Posted Oct 30, 2009 14:53 UTC (Fri) by dtlin (subscriber, #36537) [Link]

Only if somebody writes the code first. Right now I think it's one-size-
only.

Transparent hugepages

Posted Nov 8, 2009 3:29 UTC (Sun) by butlerm (subscriber, #13312) [Link]

Hugepages here rely on multiple page size support in hardware to minimize
translation lookaside buffer (TLB) overhead in the CPU. As such, you can
only use the size or handful of sizes the CPU supports.

It is possible to do something similar in software alone, to create larger
than normal "virtual" pages, but while that may have certain internal
efficiencies, it doesn't reduce the TLB lookup overhead of all the smaller
physical pages at all.

Transparent hugepages

Posted Oct 30, 2009 16:04 UTC (Fri) by alejluther (subscriber, #5404) [Link]

It seems hugepages are going to be more important in the future and it has a lot of work to do with main changes to the kernel.

Is it not such a feature enough for starting a 2.7 kernel version?

Transparent hugepages

Posted Oct 30, 2009 16:33 UTC (Fri) by giraffedata (guest, #1954) [Link]

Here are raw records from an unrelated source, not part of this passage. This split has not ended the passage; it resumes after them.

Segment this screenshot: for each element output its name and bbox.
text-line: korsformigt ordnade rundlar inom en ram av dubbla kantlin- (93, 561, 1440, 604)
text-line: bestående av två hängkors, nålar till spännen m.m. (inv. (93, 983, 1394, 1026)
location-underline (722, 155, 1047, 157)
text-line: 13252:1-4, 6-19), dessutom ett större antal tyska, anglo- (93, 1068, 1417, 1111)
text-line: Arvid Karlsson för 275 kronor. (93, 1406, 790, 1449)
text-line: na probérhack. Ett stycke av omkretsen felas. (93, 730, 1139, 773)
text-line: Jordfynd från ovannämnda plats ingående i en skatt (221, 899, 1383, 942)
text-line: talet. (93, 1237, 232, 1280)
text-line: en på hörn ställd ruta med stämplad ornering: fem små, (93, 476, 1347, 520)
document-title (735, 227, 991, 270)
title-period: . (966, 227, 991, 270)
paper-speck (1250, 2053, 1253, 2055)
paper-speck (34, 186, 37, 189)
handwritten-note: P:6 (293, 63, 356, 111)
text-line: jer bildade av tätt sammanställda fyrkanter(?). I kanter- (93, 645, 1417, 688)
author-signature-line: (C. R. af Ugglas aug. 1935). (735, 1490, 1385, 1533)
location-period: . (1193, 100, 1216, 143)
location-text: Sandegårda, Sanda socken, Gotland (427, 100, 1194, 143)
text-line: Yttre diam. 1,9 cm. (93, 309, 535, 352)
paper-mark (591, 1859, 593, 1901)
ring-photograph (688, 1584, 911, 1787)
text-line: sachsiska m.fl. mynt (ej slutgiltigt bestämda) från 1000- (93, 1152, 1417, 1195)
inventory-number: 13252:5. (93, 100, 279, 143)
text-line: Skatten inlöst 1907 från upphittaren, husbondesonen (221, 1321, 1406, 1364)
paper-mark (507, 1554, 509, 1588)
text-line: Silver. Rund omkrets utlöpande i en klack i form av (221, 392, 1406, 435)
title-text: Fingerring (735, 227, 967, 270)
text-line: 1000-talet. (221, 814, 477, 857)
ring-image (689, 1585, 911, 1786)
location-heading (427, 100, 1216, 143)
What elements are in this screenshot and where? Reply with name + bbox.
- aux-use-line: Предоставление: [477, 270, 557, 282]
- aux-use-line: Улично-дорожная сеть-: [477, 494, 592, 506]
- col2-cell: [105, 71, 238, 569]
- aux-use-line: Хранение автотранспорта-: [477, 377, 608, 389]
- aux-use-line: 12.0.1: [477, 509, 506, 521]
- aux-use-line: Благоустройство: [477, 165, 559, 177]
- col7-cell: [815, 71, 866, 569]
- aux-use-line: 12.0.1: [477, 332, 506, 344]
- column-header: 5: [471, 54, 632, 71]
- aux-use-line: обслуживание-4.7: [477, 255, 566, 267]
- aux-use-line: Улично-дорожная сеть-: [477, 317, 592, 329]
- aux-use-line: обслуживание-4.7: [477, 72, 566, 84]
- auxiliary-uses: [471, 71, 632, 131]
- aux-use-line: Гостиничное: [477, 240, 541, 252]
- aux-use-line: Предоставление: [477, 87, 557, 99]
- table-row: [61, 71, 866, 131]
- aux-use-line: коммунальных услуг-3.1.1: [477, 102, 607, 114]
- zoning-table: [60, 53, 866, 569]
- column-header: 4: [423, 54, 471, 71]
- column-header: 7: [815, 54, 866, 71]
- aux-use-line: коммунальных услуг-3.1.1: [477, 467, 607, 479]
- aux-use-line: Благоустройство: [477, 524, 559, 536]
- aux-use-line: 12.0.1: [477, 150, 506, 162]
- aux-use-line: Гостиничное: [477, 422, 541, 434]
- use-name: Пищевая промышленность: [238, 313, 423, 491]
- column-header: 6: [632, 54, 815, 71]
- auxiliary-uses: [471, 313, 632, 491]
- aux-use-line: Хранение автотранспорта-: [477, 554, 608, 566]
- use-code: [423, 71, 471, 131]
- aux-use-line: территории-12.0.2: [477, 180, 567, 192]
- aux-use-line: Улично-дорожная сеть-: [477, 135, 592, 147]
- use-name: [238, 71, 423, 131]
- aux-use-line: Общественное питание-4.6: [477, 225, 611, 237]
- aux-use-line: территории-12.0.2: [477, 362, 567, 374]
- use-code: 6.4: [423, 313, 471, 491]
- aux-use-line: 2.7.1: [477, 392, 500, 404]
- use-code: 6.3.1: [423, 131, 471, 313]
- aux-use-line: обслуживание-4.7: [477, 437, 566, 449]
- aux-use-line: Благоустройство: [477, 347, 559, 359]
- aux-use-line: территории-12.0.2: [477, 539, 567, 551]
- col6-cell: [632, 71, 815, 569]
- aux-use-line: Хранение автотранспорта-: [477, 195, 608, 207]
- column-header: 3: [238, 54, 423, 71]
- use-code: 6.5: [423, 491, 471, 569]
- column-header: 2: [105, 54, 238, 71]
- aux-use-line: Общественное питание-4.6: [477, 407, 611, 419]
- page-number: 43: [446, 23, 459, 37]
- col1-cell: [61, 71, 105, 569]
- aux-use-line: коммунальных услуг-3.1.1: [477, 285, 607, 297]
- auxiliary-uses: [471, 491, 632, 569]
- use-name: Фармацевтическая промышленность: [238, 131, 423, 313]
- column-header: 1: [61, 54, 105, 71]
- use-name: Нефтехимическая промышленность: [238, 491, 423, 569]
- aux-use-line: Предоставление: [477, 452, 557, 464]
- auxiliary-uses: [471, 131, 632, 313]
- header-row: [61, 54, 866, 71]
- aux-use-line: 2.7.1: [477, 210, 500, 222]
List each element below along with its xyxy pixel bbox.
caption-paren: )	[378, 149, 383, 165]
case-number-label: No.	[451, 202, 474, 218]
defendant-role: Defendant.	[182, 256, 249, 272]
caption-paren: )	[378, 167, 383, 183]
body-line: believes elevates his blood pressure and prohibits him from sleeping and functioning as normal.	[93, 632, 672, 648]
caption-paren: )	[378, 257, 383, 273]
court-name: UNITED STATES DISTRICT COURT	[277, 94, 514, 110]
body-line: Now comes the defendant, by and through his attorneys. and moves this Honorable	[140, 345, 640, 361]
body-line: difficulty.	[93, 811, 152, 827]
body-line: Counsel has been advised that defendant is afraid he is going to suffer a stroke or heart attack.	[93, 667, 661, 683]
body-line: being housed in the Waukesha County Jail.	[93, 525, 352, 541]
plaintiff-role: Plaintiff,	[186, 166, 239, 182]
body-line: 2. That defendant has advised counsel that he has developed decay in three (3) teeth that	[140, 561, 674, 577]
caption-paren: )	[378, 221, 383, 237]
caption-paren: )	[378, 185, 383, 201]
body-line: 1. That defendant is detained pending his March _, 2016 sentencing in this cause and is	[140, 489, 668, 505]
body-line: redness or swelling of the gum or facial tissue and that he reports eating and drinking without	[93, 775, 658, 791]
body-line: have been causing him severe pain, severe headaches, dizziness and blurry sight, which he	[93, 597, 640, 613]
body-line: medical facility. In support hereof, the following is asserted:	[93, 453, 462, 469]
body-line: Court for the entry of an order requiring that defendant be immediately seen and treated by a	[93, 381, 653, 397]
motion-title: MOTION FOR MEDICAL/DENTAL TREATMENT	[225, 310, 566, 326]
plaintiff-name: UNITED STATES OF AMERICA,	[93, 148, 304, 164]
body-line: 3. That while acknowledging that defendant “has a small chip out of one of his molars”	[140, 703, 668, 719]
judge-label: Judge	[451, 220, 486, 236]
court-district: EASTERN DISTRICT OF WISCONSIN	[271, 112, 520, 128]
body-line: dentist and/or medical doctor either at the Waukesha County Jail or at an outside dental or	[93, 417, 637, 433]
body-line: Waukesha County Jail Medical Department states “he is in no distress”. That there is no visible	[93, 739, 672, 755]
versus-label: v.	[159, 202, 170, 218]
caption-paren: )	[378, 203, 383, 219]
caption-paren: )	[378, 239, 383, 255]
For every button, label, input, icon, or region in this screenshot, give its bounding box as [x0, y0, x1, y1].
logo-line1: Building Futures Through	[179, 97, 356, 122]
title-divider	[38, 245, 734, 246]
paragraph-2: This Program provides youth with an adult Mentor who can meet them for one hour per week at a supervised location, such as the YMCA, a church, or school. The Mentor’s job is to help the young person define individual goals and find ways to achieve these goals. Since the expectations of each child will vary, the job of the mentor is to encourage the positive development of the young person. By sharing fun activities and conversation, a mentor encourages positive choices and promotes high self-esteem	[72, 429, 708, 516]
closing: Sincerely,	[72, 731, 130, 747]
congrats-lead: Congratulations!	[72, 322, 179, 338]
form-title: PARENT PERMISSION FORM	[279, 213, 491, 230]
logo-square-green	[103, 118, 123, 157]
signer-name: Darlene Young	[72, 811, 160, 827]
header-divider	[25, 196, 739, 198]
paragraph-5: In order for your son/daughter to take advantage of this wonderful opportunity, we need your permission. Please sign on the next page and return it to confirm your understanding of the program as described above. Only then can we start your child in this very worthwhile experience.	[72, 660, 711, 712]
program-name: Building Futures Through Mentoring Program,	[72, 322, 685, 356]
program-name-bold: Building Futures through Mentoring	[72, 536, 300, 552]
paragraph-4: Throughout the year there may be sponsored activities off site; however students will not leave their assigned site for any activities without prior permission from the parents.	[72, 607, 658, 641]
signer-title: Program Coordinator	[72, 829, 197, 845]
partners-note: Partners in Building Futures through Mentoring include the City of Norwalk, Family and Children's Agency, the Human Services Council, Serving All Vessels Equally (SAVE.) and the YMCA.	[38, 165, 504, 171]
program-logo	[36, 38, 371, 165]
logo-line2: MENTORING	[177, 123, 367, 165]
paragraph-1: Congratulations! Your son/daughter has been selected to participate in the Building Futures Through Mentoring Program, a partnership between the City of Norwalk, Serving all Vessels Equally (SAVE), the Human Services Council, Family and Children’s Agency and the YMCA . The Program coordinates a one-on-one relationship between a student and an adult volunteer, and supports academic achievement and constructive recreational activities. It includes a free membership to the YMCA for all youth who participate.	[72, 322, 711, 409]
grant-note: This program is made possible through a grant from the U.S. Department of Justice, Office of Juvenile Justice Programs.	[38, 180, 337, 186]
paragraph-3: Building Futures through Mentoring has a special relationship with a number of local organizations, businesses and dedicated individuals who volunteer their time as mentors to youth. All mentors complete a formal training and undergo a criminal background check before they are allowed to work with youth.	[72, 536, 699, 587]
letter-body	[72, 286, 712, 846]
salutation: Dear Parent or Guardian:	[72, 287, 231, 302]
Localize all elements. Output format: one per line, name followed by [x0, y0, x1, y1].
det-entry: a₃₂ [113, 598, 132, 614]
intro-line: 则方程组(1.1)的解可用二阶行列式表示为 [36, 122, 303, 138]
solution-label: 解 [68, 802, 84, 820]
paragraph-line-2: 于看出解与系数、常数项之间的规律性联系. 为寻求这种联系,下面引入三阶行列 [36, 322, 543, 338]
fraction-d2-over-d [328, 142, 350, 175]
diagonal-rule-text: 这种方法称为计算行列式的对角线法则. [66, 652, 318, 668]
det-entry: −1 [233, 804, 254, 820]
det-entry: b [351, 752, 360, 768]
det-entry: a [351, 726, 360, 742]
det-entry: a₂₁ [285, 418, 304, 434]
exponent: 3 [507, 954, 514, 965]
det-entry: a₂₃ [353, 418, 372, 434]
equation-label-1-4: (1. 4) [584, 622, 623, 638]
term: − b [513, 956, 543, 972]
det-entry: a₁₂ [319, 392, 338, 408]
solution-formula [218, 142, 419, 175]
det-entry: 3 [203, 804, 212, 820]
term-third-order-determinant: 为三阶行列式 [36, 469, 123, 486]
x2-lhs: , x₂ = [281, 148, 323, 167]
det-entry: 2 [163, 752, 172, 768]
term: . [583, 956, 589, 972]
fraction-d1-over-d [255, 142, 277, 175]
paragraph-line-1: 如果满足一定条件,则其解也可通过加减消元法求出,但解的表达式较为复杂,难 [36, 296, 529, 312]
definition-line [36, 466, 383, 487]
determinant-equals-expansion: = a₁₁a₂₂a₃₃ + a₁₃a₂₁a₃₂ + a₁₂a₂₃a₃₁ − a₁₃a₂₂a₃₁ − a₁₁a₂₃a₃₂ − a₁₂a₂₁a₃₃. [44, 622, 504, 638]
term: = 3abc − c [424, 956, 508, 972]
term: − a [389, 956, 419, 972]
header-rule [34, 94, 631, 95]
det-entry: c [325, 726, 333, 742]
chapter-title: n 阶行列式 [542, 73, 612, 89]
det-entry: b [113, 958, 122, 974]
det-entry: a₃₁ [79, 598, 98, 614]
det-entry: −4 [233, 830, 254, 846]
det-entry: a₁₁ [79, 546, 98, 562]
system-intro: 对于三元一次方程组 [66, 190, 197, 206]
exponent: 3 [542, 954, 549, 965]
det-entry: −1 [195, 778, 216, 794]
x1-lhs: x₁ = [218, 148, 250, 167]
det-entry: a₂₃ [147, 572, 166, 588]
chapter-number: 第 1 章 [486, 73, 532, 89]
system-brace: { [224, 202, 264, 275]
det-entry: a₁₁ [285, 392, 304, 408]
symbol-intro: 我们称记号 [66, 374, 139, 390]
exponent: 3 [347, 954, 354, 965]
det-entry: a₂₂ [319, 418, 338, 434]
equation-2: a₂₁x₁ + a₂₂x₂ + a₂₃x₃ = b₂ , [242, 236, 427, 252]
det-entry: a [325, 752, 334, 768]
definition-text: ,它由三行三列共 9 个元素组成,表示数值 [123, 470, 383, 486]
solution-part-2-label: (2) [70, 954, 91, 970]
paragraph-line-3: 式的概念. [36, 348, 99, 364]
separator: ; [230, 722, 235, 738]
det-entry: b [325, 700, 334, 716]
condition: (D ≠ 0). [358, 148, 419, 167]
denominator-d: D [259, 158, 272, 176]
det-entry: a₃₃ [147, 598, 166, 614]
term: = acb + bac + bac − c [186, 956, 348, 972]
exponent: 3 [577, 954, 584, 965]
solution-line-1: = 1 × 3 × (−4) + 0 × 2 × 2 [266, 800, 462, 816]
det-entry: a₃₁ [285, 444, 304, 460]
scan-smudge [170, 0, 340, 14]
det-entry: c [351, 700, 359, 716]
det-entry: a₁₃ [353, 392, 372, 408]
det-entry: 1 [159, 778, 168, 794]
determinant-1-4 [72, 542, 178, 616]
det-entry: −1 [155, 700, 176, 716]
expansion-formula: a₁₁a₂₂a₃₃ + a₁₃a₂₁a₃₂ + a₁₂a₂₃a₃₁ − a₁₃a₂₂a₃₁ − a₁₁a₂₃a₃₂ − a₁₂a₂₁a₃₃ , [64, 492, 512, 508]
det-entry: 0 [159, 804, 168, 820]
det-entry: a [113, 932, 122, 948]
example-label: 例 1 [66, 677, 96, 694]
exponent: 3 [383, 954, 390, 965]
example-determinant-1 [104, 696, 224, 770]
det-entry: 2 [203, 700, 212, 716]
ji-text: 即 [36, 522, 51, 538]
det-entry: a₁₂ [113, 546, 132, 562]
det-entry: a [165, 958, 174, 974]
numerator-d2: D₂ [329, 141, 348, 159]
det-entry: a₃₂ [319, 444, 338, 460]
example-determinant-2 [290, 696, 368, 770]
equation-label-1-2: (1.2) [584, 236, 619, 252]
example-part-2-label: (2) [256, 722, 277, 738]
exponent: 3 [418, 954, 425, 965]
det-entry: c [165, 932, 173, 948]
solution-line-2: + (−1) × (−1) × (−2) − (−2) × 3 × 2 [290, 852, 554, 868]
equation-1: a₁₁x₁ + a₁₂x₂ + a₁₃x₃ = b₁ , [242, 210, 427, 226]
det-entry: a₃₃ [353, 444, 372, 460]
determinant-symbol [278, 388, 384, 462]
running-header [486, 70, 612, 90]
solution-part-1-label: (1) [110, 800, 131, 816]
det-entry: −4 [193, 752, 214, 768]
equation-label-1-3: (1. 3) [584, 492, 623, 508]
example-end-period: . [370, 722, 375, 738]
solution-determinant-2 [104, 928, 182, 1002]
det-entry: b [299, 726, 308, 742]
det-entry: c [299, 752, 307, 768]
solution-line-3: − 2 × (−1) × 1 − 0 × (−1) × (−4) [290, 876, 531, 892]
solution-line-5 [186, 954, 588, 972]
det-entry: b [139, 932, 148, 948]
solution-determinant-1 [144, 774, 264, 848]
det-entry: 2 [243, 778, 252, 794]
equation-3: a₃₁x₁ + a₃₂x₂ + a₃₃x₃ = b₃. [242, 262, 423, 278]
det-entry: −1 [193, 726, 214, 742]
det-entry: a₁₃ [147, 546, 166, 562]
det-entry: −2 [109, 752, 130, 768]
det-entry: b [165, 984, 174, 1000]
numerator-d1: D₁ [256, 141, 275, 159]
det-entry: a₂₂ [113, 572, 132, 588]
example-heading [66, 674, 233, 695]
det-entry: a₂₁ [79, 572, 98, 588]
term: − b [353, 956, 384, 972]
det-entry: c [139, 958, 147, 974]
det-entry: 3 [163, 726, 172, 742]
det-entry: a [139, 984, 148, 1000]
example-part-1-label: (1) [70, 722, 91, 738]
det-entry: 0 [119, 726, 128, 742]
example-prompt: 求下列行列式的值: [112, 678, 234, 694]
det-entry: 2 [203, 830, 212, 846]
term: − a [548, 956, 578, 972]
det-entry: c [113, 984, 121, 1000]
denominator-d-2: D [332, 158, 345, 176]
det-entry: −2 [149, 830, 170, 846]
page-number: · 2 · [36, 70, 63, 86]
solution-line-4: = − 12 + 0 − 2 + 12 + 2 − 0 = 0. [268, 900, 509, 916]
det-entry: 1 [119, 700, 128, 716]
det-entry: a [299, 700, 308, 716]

he would like an application to be able to request large pages with a simple madvise() system call

That sounds like an abuse of madvise(). madvise() isn't supposed to instruct the OS on how to provide virtual memory. It's supposed to advise the OS on how the process will use the memory. "I will access this range uniformly" would be something that might inspire the OS to use large pages.

Transparent hugepages

Posted Oct 31, 2009 7:23 UTC (Sat) by ch (guest, #4097) [Link] (1 responses)

what systems used 512 byte pages?

Transparent hugepages

Posted Oct 31, 2009 13:12 UTC (Sat) by avik (guest, #704) [Link]

VAX.

Note to lwn.net comment filter: there actually is text in this comment.